The two mates left Coffin Bay, just west of Port Lincoln, in a 30-foot wooden hulled fishing boat. They were bound for Goolwa, about 300km east.
About 11pm Friday, the pair reported engine trouble to a friend and said they were going to divert to Kangaroo Island.
By Sunday, after no word from the men, authorities were alerted and a massive search was launched.
With the help of aircraft from the Australian Maritime Safety Authority, Royal Australian Air Force and Kangaroo Island and Volunteer Marine Rescue the total search area has covered more than 103,000 square kilometres.
For days police, the Australian Maritime Safety Authority and members of the Royal Australian Air Force searched but no signs of the men or their boat was found.
"Given the length of time that has elapsed we are very concerned for their safety and their welfare," SA Police Superintendent Paul Bahr told 9News earlier this week.
"We know they had life jackets, we know they had flares, what we're unaware of at this stage is whether they had an EPIRB or whether the VHF radio fitted to boat was operational."
SA Police called off the search around 8pm on Wednesday night. Three hours later it is understood police made contact with Higgins, who told officers they were near Salt Creek, south-east of Adelaide
A Water Operations Units is headed to South Australia's south-east coast to help bring the men home.
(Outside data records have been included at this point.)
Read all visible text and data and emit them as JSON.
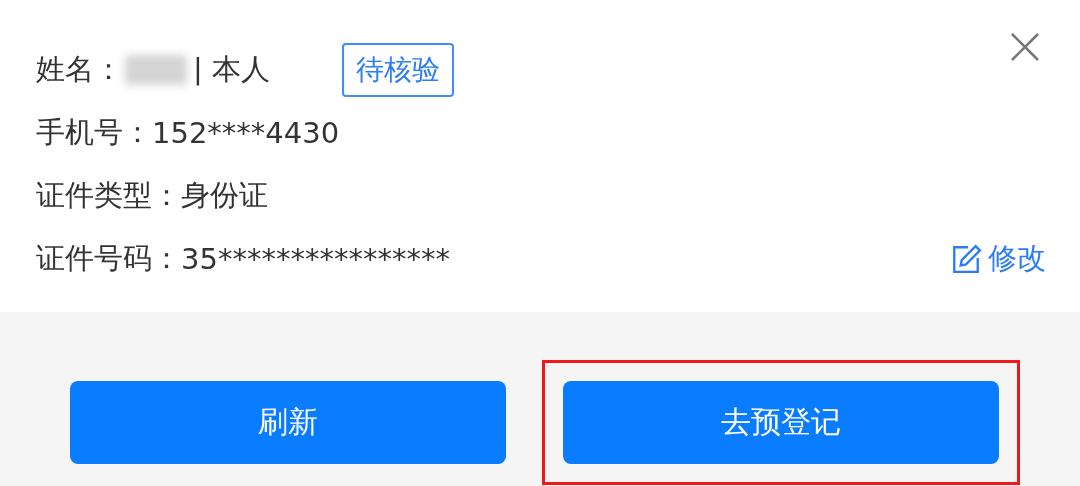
{
  "person": {
    "name_label": "姓名：",
    "name_redacted": true,
    "relation": "| 本人",
    "status_badge": "待核验"
  },
  "fields": [
    {
      "label": "手机号：",
      "value": "152****4430"
    },
    {
      "label": "证件类型：",
      "value": "身份证"
    },
    {
      "label": "证件号码：",
      "value": "35****************"
    }
  ],
  "edit_link": "修改",
  "buttons": [
    {
      "label": "刷新",
      "highlighted": false
    },
    {
      "label": "去预登记",
      "highlighted": true
    }
  ]
}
Mitch Crowhurst, who had driven the two men to Coffin Bay so they could pick up the boat, was waiting at Goolwa Wharf on Thursday morning once he had heard the news.
"I'm especially glad they're still alive. I drove them out there to buy the boat to pick it up so they could bring it home and fix it up, and they're still going to get to do that," he said.
He said as more time had passed since the men were last heard from, he was losing hope, but now he could not be more excited.
"My heart was getting heavy, I was fending off the doubts that were coming into my mind, and hoping for a good outcome and we got it, so I'm thankful," he said.
"We've been praying for them and hoping for a miracle, and that miracle's come to fruition.
"It's amazing that they're still floating along now and they made it all that way. We're just so grateful."
Friend Robert Dorrough was also at Goolwa Wharf to welcome the men home.
"An absolute miracle, I couldn't believe my ears," he said. "It was just so overwhelming to get the news that they were safe and sound.
"It was so heart rendering to think we might have lost him, but now he's back again - we're so grateful.
He said Tony went to church with him occasionally, and Robert thanked God for the positive result.
We prayed for him both Sunday at the service and Monday night at the church service we had," he said.
"I was just so overwhelmed, so thankful to God."